Тут и Жильцов занервничал:
— Неправда, папа, говорим. Когда я из госпиталя пришел, сколько переговорили. Я помню. С Василием случилось — о чем только не говорили. Я все помню.
— И я помню! — выкрикнул отец. — У меня память крепкая. Рад бы позабывать, а она держит. Ты молчи, не перебивай. Вы с матерью себе в голову взяли, что мне вредно говорить. Мне полезно говорить, мне недолго осталось… Вот он меня слушал внимательно. Только не понял самое главное, хотя старый человек и образованный.
— Вы, папа, не волнуйтесь, — Жильцов наклонился ближе к отцу, — я вас слушаю.
— Не понял он меня, — по-детски пожаловался отец. — Самого главного не понял. У меня на совести не перед богом грех. У меня перед людьми большая вина. А я к богу с просьбой полез ни с того ни с сего. Словно к начальству со своей жалобой. Сроду перед высшими не заискивал, ничего не просил, а перед смертью полез… Старый дурак глупее молодого. Не зря говорится. Ты слушай, не перебивай. Я тебе скажу. Мне тебе труднее все сказать, чем ему, он к этому привычный, а ты мне сын родной, тебя стыжусь. Но ничего не поделаешь, с собой унести не имею права. — Отец всплакнул коротко и сердито.
Жильцов словно впервые видел сейчас исхудалое лицо, заслезившиеся глаза.
— Тебя в войну с нами не было, ты не видел. — Отец говорил и часто помаргивал. — Мать ребят затирухой спасала, все на базар снесла, дом голый, но крыша своя, жить можно. А люди как бедовали, женщины с детишками. Привезут их на станцию и… — Отец всхлипнул. — Одна пришла: «Пустите в дом». А я от нее за дверь и, значит, на засов. Сам стою в сенках. Она колотит из последних сил. Больная, ребенок в сыпи — я не открыл. Перезаразит ребят — что тогда? Что я вам с Володькой скажу? Руки себе покусал, а не открыл. Слышу — ушла. Я постоял — и в дом. Детишки спрашивают: «Кто стучал?» Я им говорю: «Жулики стучали. Одни останетесь — никому не отворяйте». Маленькие еще были, не поняли. Жулики разве стучат? А матери дома не было. — Отец сглотнул какой-то комок. — Та, с ребенком, больше не приходила. И на улице не встречал, только снилась. И теперь, бывает, вижу во сне. — Отец помолчал и опять заговорил о непонятливости священника: — Он думает, что одного покаяния достаточно. А где та женщина и ребенок? Где их найти? Как вину свою загладить? Как у них выпросить прощения? Они, может, померли обое. А чья вина?

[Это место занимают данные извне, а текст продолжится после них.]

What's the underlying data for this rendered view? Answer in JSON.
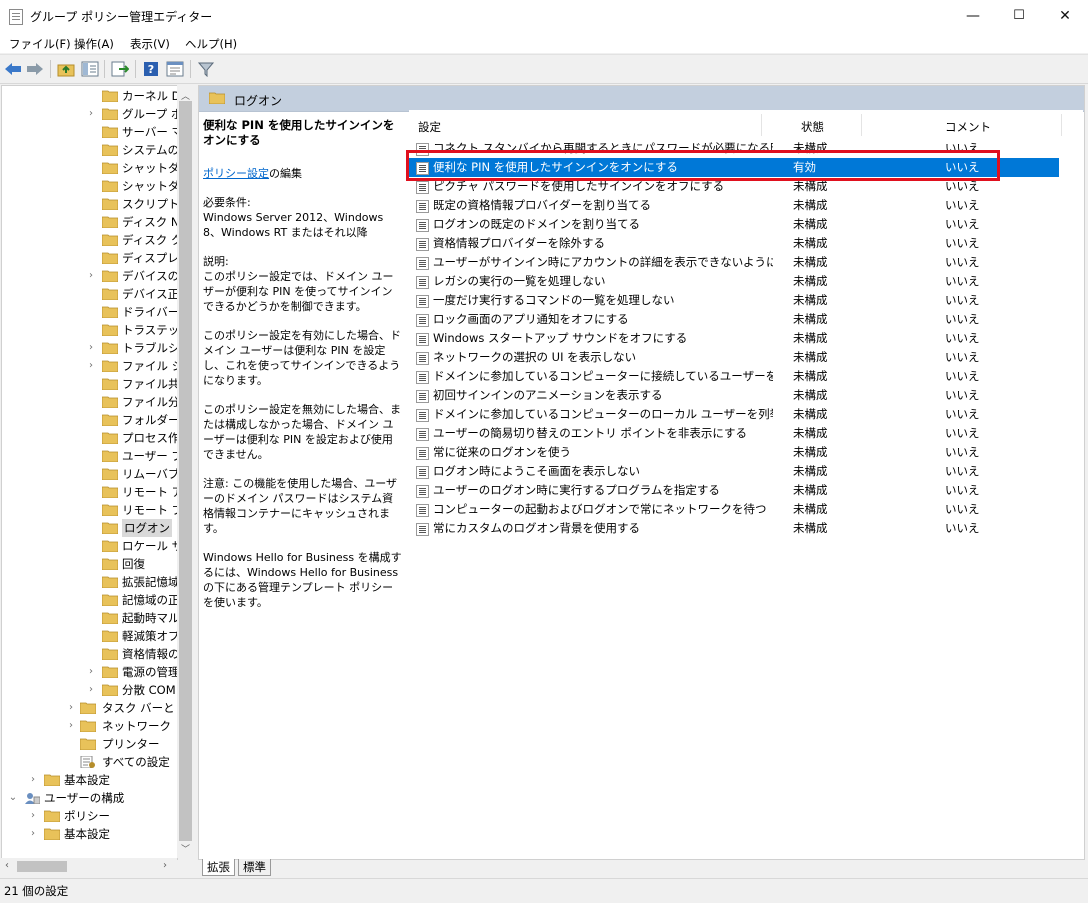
{
  "window": {
    "title": "グループ ポリシー管理エディター",
    "minimize": "—",
    "maximize": "☐",
    "close": "✕"
  },
  "menu": [
    "ファイル(F)",
    "操作(A)",
    "表示(V)",
    "ヘルプ(H)"
  ],
  "tree": {
    "items": [
      {
        "label": "カーネル DMA",
        "expandable": false
      },
      {
        "label": "グループ ポリ",
        "expandable": true
      },
      {
        "label": "サーバー マネ",
        "expandable": false
      },
      {
        "label": "システムの復",
        "expandable": false
      },
      {
        "label": "シャットダウ",
        "expandable": false
      },
      {
        "label": "シャットダウ",
        "expandable": false
      },
      {
        "label": "スクリプト",
        "expandable": false
      },
      {
        "label": "ディスク NV",
        "expandable": false
      },
      {
        "label": "ディスク クォ",
        "expandable": false
      },
      {
        "label": "ディスプレイ",
        "expandable": false
      },
      {
        "label": "デバイスのイ",
        "expandable": true
      },
      {
        "label": "デバイス正常",
        "expandable": false
      },
      {
        "label": "ドライバーの",
        "expandable": false
      },
      {
        "label": "トラステッド",
        "expandable": false
      },
      {
        "label": "トラブルシュ",
        "expandable": true
      },
      {
        "label": "ファイル シス",
        "expandable": true
      },
      {
        "label": "ファイル共有",
        "expandable": false
      },
      {
        "label": "ファイル分類",
        "expandable": false
      },
      {
        "label": "フォルダー リ",
        "expandable": false
      },
      {
        "label": "プロセス作成",
        "expandable": false
      },
      {
        "label": "ユーザー プロ",
        "expandable": false
      },
      {
        "label": "リムーバブル",
        "expandable": false
      },
      {
        "label": "リモート アシ",
        "expandable": false
      },
      {
        "label": "リモート プロ",
        "expandable": false
      },
      {
        "label": "ログオン",
        "expandable": false,
        "selected": true
      },
      {
        "label": "ロケール サー",
        "expandable": false
      },
      {
        "label": "回復",
        "expandable": false
      },
      {
        "label": "拡張記憶域",
        "expandable": false
      },
      {
        "label": "記憶域の正",
        "expandable": false
      },
      {
        "label": "起動時マル",
        "expandable": false
      },
      {
        "label": "軽減策オプ",
        "expandable": false
      },
      {
        "label": "資格情報の",
        "expandable": false
      },
      {
        "label": "電源の管理",
        "expandable": true
      },
      {
        "label": "分散 COM",
        "expandable": true
      }
    ],
    "upper": [
      {
        "label": "タスク バーと [ス",
        "expandable": true
      },
      {
        "label": "ネットワーク",
        "expandable": true
      },
      {
        "label": "プリンター",
        "expandable": false
      },
      {
        "label": "すべての設定",
        "expandable": false
      }
    ],
    "roots": [
      {
        "label": "基本設定",
        "expander": "›",
        "level": 2
      },
      {
        "label": "ユーザーの構成",
        "expander": "⌄",
        "level": 1
      },
      {
        "label": "ポリシー",
        "expander": "›",
        "level": 2
      },
      {
        "label": "基本設定",
        "expander": "›",
        "level": 2
      }
    ]
  },
  "pane": {
    "header": "ログオン",
    "description": {
      "heading": "便利な PIN を使用したサインインをオンにする",
      "edit_link": "ポリシー設定",
      "edit_suffix": "の編集",
      "requirements_label": "必要条件:",
      "requirements": "Windows Server 2012、Windows 8、Windows RT またはそれ以降",
      "explanation_label": "説明:",
      "p1": "このポリシー設定では、ドメイン ユーザーが便利な PIN を使ってサインインできるかどうかを制御できます。",
      "p2": "このポリシー設定を有効にした場合、ドメイン ユーザーは便利な PIN を設定し、これを使ってサインインできるようになります。",
      "p3": "このポリシー設定を無効にした場合、または構成しなかった場合、ドメイン ユーザーは便利な PIN を設定および使用できません。",
      "p4": "注意: この機能を使用した場合、ユーザーのドメイン パスワードはシステム資格情報コンテナーにキャッシュされます。",
      "p5": "Windows Hello for Business を構成するには、Windows Hello for Business の下にある管理テンプレート ポリシーを使います。"
    },
    "columns": {
      "setting": "設定",
      "state": "状態",
      "comment": "コメント"
    },
    "rows": [
      {
        "name": "コネクト スタンバイから再開するときにパスワードが必要になる時間を...",
        "state": "未構成",
        "comment": "いいえ"
      },
      {
        "name": "便利な PIN を使用したサインインをオンにする",
        "state": "有効",
        "comment": "いいえ",
        "selected": true
      },
      {
        "name": "ピクチャ パスワードを使用したサインインをオフにする",
        "state": "未構成",
        "comment": "いいえ"
      },
      {
        "name": "既定の資格情報プロバイダーを割り当てる",
        "state": "未構成",
        "comment": "いいえ"
      },
      {
        "name": "ログオンの既定のドメインを割り当てる",
        "state": "未構成",
        "comment": "いいえ"
      },
      {
        "name": "資格情報プロバイダーを除外する",
        "state": "未構成",
        "comment": "いいえ"
      },
      {
        "name": "ユーザーがサインイン時にアカウントの詳細を表示できないようにブロッ...",
        "state": "未構成",
        "comment": "いいえ"
      },
      {
        "name": "レガシの実行の一覧を処理しない",
        "state": "未構成",
        "comment": "いいえ"
      },
      {
        "name": "一度だけ実行するコマンドの一覧を処理しない",
        "state": "未構成",
        "comment": "いいえ"
      },
      {
        "name": "ロック画面のアプリ通知をオフにする",
        "state": "未構成",
        "comment": "いいえ"
      },
      {
        "name": "Windows スタートアップ サウンドをオフにする",
        "state": "未構成",
        "comment": "いいえ"
      },
      {
        "name": "ネットワークの選択の UI を表示しない",
        "state": "未構成",
        "comment": "いいえ"
      },
      {
        "name": "ドメインに参加しているコンピューターに接続しているユーザーを列挙し...",
        "state": "未構成",
        "comment": "いいえ"
      },
      {
        "name": "初回サインインのアニメーションを表示する",
        "state": "未構成",
        "comment": "いいえ"
      },
      {
        "name": "ドメインに参加しているコンピューターのローカル ユーザーを列挙する",
        "state": "未構成",
        "comment": "いいえ"
      },
      {
        "name": "ユーザーの簡易切り替えのエントリ ポイントを非表示にする",
        "state": "未構成",
        "comment": "いいえ"
      },
      {
        "name": "常に従来のログオンを使う",
        "state": "未構成",
        "comment": "いいえ"
      },
      {
        "name": "ログオン時にようこそ画面を表示しない",
        "state": "未構成",
        "comment": "いいえ"
      },
      {
        "name": "ユーザーのログオン時に実行するプログラムを指定する",
        "state": "未構成",
        "comment": "いいえ"
      },
      {
        "name": "コンピューターの起動およびログオンで常にネットワークを待つ",
        "state": "未構成",
        "comment": "いいえ"
      },
      {
        "name": "常にカスタムのログオン背景を使用する",
        "state": "未構成",
        "comment": "いいえ"
      }
    ]
  },
  "tabs": [
    "拡張",
    "標準"
  ],
  "status": "21 個の設定",
  "colors": {
    "accent": "#0078d7",
    "highlight_box": "#e0101e",
    "pane_header": "#c3cfde",
    "folder": "#e8c25a"
  }
}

— Так разве ж ваша только? — Жильцов жмурился, борясь с жалостными слезами. — Вы, папа, лишнее на себя не берите. Я вам за ребят говорил спасибо и теперь скажу. Вам за них только благодарность причитается — хоть от людей, хоть от бога. Уберегли в такое страшное время.
— И ты не понял. — Отец отвернулся к стенке и в стенку задал вопрос: — А Василий? Ему за что такое несчастье? За чью вину он сейчас расплачивается?
Жильцов не удержал стона.
— Я, папа, тоже… я живой человек! Зачем меня в больное место?! — Он переждал, чтобы отпустило в груди, твердо заявил отцу: — У Василия своя причина, вашей там нет. Со всяким шофером может случиться. Частники выкручиваются, бегают по адвокатам — мне сколько случаев рассказывали. Василий сам не захотел выкручиваться. «Лучше, — говорит, — свой срок отсидеть, чтобы совесть не так мучила…» — У Жильцова в памяти всплыло. Плакал навзрыд взрослый сын, вспоминал девочку-торопыжку, выскочила она из-за угла перед самыми колесами.
— Мне бы какой срок! — сказал отец в стенку. — Я виноват, а он за меня в тюрьме.
— Да не в тюрьме он! — шепотом Жильцов глушил рвущийся крик. — На стройке работает, живет в общежитии, только отмечаться ходит.
— За меня сидит! — отец упрямо гнул свое. — За меня. Ты иди. Я спать буду.
— Давно пора! — съязвил Жильцов и пошел в беседку.
Не то чтобы спать — он даже прилечь не мог на свой топчан. До утра просидел, промучился от жалости к отцу, думал о Василии. Сигареты кончились, он излазил пол беседки — и попусту. Стал искать в траве, нашел полпачки. Сигареты отмокли, он их сушил в кулаке, костерил молодых домочадцев. Ни черта не умеют сберечь, рассыплют — не поднимут, и так у них во всем. Они ли выросли на затирухе? Старик мучается, из-за них прогнал женщину с ребенком, а они спят, как коней продавши. Где, спрашивается, у них совесть?!
В восьмом часу он завел «Запорожец», нарочно выжал из мотора реактивный звук, ничего не дождался, кроме вопроса из-за кустов: «Дядь Миша, скоро взлетишь?» — и поехал за Натальей Федоровной.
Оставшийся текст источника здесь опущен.